Ausgesprochen hintersinnig, oft mit Wortwitz und satirischem Gespür aufgeladen sind die Objekte von Ruth Loibl, die den Besucher mit überraschenden Neuinterpretationen ihm meist bestens bekannter Alltagsbilder konfrontieren. Songtexte, Playlists, Stundenpläne, Sitzordnungen – alles, was uns im Alltag „ordentlich“ strukturiert gegenüber tritt und Komplexes übersichtlich macht, nutzt Loibl mit feiner Linie und schafft Zeichnungen von irritierend schönem Auftritt und meist hintersinniger Bedeutung. Das reicht von bewusst herbeigeführten Sehunschärfen bei sich überlagernden Texten bis zur Einbeziehung von Wort und Text in gegenständliche Bilder – Loibl überzeugt durch handwerkliche Präzision.

Erlangens Beitrag zur 4. Biennale der Zeichnung

© Harald Sippel

Ebenfalls im Licht dieser Biennale steht die Ausstellung beim Kunstverein Erlangen. Dort stellt der heute in Freiburg lebende und arbeitende gebürtige Fürther Maler/Zeichner Günter Walter aus, der an der Nürnberger Akademie ausgebildet wurde. Ihn hat die Kunstkritik als meisterlichen Darsteller einer gegenstandslosen Welt auf dem Schirm – und in der Tat sind seine Zeichnungen aus präzisen farbigen, manchmal auch monochromen Strichen von irritierender Schönheit.

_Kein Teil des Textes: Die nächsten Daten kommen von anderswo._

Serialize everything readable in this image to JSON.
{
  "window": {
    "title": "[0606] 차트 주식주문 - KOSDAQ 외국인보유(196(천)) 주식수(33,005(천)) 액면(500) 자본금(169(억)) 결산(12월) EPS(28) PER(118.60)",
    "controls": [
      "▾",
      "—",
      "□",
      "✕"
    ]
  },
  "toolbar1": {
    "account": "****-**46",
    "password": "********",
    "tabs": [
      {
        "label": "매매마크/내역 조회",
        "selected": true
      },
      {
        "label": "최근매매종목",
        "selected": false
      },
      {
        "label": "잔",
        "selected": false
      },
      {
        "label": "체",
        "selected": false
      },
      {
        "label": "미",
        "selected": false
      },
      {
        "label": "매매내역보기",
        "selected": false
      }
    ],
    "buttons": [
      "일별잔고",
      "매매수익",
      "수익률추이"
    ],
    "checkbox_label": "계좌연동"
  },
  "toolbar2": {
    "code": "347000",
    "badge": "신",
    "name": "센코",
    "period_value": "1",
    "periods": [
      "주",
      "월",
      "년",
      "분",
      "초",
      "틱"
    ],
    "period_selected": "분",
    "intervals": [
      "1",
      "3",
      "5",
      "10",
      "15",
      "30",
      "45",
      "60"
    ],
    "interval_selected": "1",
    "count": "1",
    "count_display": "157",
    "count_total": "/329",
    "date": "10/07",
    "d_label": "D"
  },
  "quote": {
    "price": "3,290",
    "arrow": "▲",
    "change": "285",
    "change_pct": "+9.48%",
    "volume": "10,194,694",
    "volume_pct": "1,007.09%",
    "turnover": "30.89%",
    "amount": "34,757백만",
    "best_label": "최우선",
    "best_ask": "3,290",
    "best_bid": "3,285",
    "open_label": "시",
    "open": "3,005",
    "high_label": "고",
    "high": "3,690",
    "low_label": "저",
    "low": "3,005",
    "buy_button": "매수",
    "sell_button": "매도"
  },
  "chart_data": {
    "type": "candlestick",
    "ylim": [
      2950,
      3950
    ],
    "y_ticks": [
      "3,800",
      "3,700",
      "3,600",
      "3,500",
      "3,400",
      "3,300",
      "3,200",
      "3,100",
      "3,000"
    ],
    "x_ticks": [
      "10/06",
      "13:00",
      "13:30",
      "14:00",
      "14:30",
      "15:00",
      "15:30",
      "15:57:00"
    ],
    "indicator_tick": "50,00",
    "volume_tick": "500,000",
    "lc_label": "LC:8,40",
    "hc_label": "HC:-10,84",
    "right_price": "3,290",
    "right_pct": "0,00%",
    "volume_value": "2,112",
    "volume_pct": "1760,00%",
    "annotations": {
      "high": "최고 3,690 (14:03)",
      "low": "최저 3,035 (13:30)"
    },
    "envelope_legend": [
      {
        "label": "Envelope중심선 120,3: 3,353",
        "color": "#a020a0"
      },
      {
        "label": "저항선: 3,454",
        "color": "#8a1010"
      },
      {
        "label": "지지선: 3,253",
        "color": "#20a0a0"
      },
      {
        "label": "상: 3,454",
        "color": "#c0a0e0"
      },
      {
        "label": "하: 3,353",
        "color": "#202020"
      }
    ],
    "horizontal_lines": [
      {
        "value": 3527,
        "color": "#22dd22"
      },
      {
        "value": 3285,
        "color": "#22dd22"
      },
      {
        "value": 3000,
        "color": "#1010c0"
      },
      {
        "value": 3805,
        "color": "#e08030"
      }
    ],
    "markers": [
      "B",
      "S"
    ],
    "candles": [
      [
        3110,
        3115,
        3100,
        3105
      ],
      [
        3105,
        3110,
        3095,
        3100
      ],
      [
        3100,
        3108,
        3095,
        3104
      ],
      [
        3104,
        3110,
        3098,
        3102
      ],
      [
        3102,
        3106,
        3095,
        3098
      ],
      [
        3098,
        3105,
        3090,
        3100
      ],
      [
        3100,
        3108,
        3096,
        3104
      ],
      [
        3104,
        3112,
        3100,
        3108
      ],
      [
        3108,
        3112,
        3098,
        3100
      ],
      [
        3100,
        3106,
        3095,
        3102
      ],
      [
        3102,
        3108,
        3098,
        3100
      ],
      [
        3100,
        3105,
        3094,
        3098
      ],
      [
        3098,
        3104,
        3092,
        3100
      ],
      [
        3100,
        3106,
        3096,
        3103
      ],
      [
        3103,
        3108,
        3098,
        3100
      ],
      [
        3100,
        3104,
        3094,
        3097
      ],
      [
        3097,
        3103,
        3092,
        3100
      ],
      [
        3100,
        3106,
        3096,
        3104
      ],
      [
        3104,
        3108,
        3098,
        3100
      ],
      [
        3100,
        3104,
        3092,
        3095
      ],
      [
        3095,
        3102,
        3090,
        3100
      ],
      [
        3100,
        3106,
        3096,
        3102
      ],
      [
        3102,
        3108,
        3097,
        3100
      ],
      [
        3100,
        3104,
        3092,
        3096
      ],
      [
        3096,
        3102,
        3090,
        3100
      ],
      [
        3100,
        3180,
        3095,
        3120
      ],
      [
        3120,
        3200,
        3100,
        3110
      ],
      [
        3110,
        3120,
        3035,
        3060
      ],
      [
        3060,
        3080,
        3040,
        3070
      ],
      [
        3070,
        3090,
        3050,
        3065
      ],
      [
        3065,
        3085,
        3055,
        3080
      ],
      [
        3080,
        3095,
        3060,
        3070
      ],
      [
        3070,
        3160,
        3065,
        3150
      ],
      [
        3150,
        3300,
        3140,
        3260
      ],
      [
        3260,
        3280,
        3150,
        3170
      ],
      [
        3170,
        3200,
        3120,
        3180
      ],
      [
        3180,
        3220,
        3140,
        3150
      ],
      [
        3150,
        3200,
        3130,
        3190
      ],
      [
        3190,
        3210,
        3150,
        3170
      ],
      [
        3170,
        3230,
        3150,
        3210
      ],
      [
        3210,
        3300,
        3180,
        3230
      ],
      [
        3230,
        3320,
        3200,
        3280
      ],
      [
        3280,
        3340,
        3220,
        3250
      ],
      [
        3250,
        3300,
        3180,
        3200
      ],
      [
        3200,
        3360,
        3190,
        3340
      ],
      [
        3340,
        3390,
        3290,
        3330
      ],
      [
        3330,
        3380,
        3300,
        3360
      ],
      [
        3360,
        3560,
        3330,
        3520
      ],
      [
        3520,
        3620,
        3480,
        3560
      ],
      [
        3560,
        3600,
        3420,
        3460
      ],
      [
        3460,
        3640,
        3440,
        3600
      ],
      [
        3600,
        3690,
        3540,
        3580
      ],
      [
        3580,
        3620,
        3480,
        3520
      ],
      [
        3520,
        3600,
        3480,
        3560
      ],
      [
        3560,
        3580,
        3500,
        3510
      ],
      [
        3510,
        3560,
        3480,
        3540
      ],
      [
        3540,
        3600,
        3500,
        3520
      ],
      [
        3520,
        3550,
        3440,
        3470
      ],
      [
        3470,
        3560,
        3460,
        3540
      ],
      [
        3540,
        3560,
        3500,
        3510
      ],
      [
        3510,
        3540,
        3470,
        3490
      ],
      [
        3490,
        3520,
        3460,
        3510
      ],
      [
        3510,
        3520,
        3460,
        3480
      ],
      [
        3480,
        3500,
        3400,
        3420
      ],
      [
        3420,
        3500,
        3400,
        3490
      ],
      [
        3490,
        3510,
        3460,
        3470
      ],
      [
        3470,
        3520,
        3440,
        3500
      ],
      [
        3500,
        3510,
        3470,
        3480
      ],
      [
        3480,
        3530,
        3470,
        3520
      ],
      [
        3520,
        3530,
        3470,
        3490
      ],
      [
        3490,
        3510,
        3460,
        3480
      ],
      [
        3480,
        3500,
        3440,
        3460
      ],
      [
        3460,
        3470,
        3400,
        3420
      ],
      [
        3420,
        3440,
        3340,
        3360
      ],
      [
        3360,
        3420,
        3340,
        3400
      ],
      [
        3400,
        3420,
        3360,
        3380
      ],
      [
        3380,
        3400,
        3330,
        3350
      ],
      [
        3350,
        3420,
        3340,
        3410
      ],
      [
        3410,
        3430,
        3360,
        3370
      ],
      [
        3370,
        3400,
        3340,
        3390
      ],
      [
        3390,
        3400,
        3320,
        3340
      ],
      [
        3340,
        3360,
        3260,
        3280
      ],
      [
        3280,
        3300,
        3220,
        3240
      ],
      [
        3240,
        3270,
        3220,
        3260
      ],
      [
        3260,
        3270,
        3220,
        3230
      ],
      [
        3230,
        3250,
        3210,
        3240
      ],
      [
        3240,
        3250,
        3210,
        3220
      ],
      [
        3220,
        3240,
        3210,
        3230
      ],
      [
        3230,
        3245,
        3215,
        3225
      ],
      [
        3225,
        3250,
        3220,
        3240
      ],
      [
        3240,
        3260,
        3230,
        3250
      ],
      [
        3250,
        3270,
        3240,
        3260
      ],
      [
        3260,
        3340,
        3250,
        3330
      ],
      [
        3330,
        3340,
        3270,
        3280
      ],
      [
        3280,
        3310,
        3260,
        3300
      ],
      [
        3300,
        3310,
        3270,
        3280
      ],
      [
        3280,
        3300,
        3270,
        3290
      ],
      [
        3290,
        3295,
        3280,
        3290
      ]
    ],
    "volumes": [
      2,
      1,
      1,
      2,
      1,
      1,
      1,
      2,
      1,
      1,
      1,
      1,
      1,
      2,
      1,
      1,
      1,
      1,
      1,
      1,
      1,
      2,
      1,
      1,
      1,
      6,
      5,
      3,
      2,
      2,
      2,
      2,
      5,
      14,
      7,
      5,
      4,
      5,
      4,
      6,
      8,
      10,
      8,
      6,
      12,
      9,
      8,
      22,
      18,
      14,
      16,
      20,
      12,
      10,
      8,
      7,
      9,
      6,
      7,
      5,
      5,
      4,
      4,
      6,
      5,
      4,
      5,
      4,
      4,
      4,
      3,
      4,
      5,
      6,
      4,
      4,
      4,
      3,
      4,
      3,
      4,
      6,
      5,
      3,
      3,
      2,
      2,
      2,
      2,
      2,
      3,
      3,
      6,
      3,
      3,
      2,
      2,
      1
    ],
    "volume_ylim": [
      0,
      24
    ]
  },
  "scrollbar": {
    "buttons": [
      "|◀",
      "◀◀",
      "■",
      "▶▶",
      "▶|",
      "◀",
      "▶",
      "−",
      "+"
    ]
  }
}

Sein Künstler-Kollege und Freund Rainer Thomas nennt Walters Werk „jene Schönheit, die sich aus Maß und Zahl“ ableitet – Mathematik, besser: Geometrie als hohe Kunst subtiler Zeichensprache. Die Vorstellung, dass die Gerade erst im Unendlichen „endet“, will Walter nicht akzeptieren. Er akzeptiert die Beschränkung auf handliche Formate, in denen er aber unendlich sorgfältig arbeitet.

Kunstmuseum Erlangen, Nürnberger Straße 9, „Open structure“ , Selçuk Dizlek, Ruth Loibl und Annette Voigt, Di.—Fr. 11—18, Sa./So./feiertags 11—16 Uhr.

Kunstverein Erlangen, Hauptstraße 72, Günter Walter: Line to line, bis 23. Februar; Di., Mi., Frei. 15—18, Do. 15—19, Sa. 11—14 Uhr, So./Feiertag geschlossen.